Recently the Hawk-Eye technology has been used in tennis to judge close line calls. I had previously posted about Hawk-Eye, thinking at the time that it was the right way to go for tennis. In this post I will try and make a case otherwise :).
The problem with using Hawk-Eye in tennis lies in the fact that what it shows us is the 2d projection of the tennis ball. This is fine when the ball is traveling through the air. But when the ball hits the ground, it is not the 2d projection of the 3d ball which is the point of contact of the ball with the ground. The soft tennis ball gets partially squashed when it hits the ground, & it is the squashed portion of the ball which touches the ground. Thus the point (or region) of contact is actually a fraction of the 2d projection shown to us by Hawk-Eye. Moreover such a fraction would be hard to figure out using simple physics, since it's a chaotic system depending on a lot of factors like speed, spin, angle, surface, temperature etc.

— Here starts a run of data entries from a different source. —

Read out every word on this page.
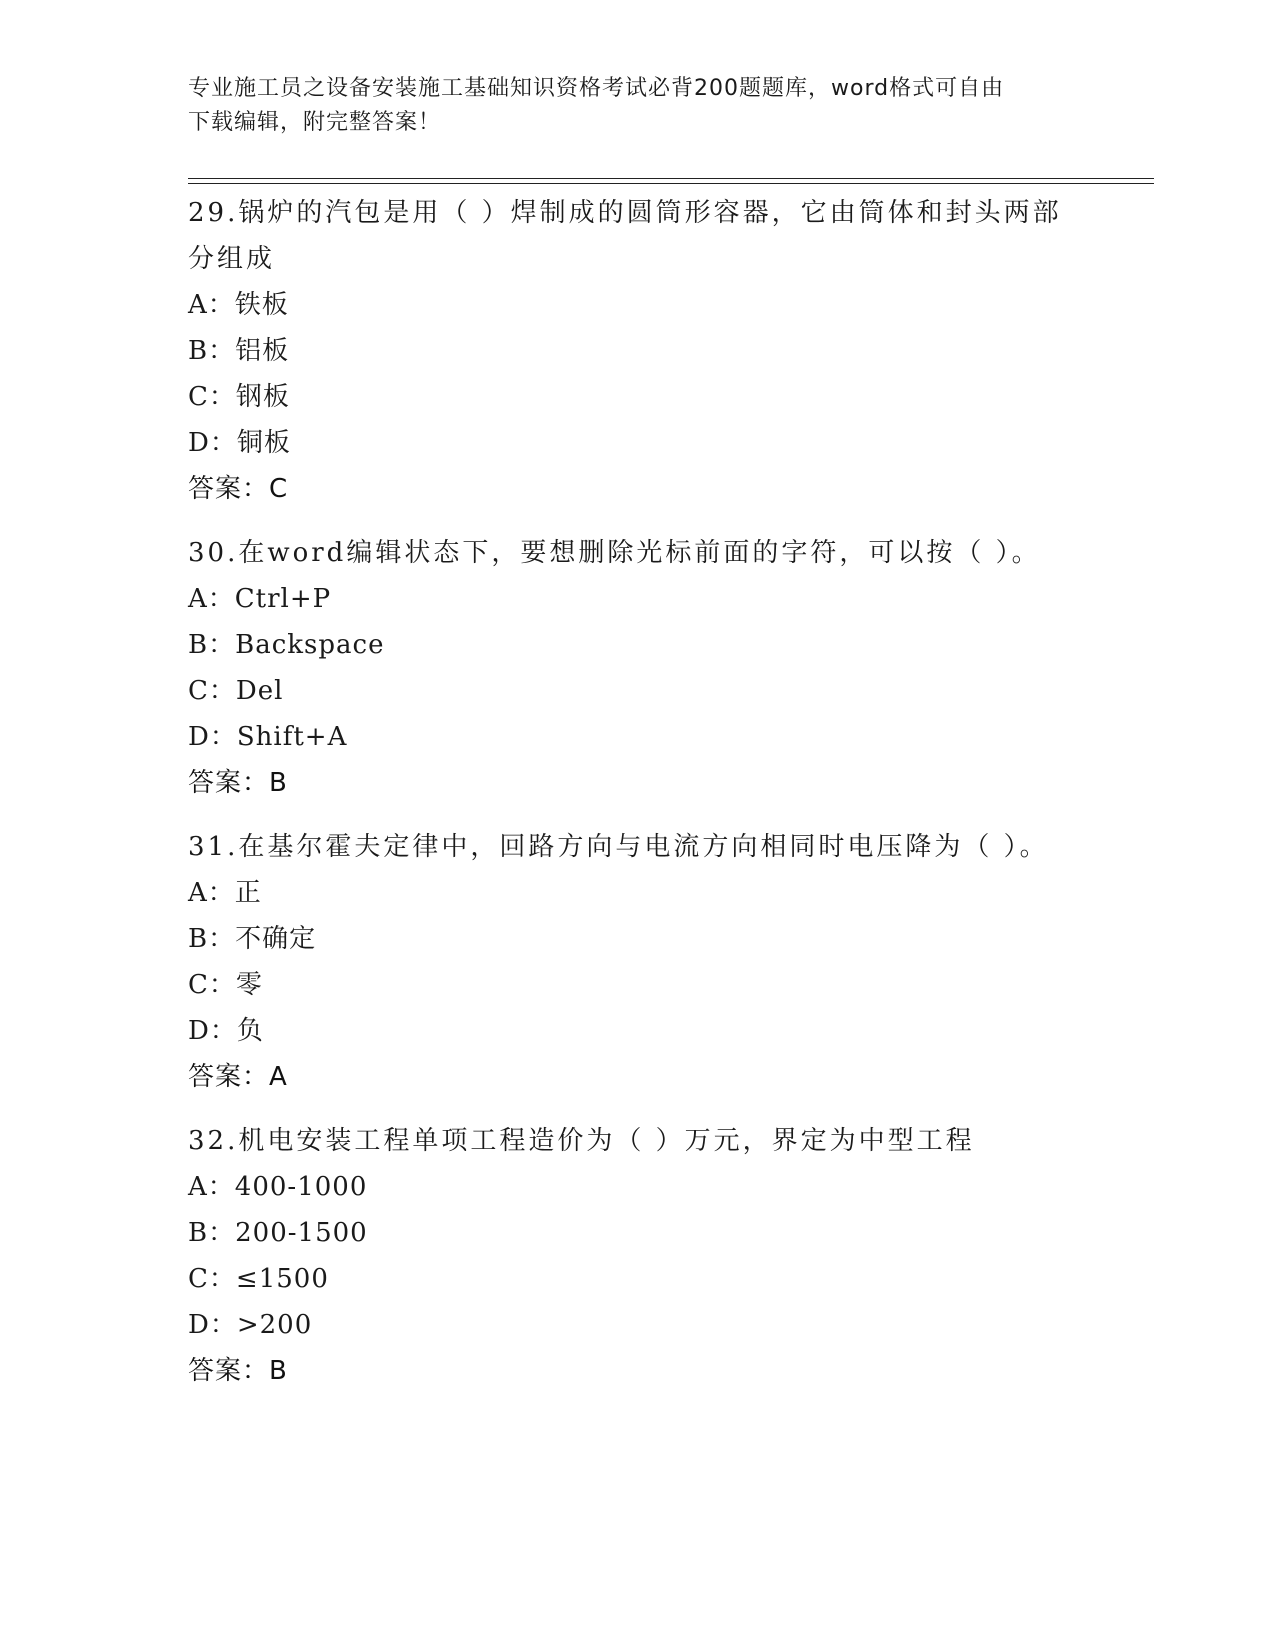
专业施工员之设备安装施工基础知识资格考试必背200题题库，word格式可自由
下载编辑，附完整答案！
29.锅炉的汽包是用（ ）焊制成的圆筒形容器，它由筒体和封头两部
分组成
A：铁板
B：铝板
C：钢板
D：铜板
答案：C
30.在word编辑状态下，要想删除光标前面的字符，可以按（ ）。
A：Ctrl+P
B：Backspace
C：Del
D：Shift+A
答案：B
31.在基尔霍夫定律中，回路方向与电流方向相同时电压降为（ ）。
A：正
B：不确定
C：零
D：负
答案：A
32.机电安装工程单项工程造价为（ ）万元，界定为中型工程
A：400-1000
B：200-1500
C：≤1500
D：>200
答案：B
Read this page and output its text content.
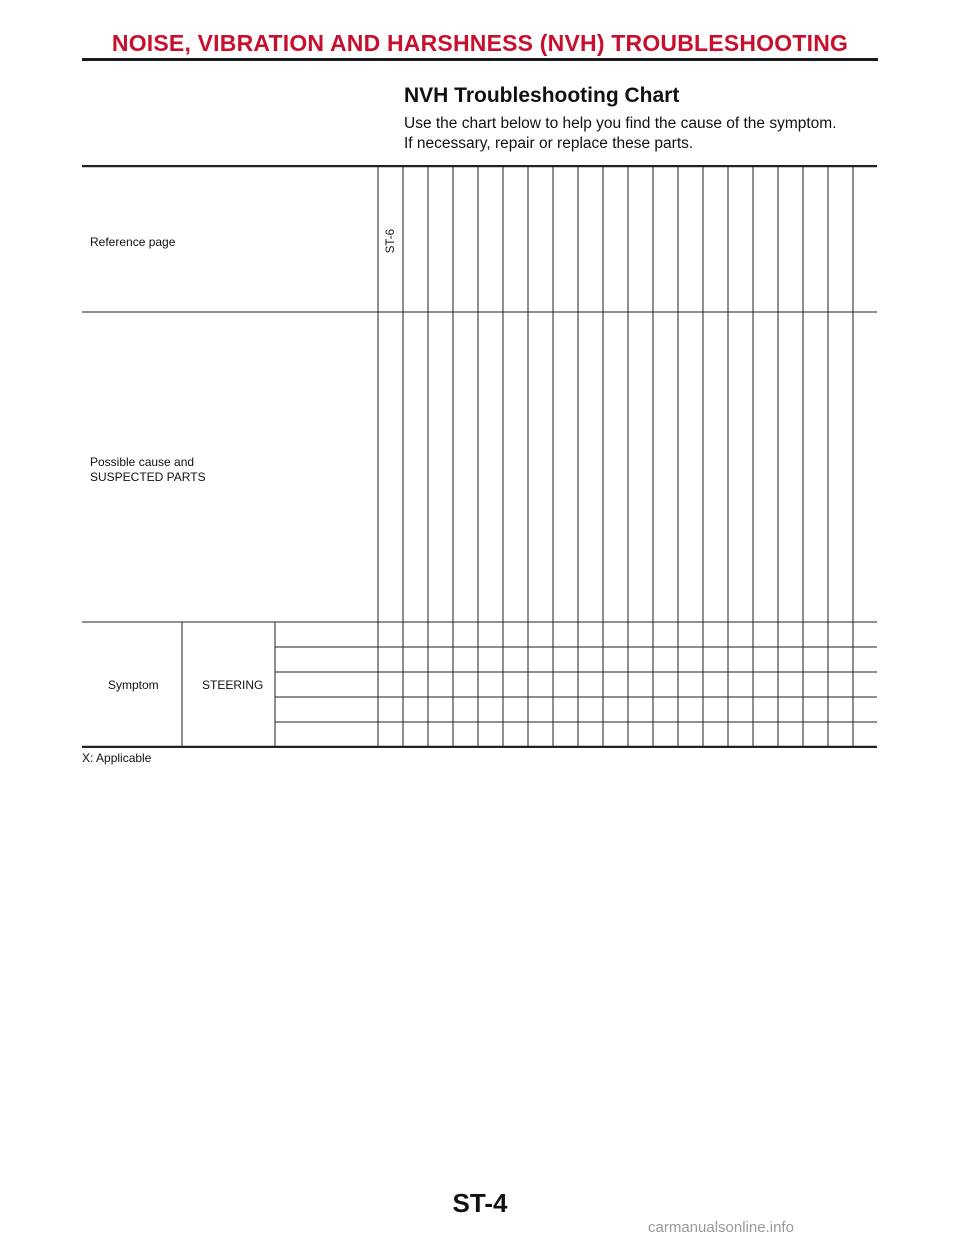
NOISE, VIBRATION AND HARSHNESS (NVH) TROUBLESHOOTING
NVH Troubleshooting Chart
Use the chart below to help you find the cause of the symptom.
If necessary, repair or replace these parts.
ST-6
Reference page
Possible cause and
SUSPECTED PARTS
Symptom	STEERING
X: Applicable
ST-4
carmanualsonline.info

Of course, one can argue that Hawk-Eye need not be perfect, but merely better than the human judges for it to be used. But testing such an assertion would be very tough, simply because there is no ground truth in this problem. Even if such a test comparing Hawk-Eye and human judges were to be performed, who decides whether Hawk-Eye or the human judge is "more right"? That would have to be a system better than both Hawk-Eye or humans. The existence of such a system would imply that we wouldn't have this argument in the first place. Ah paradoxes :).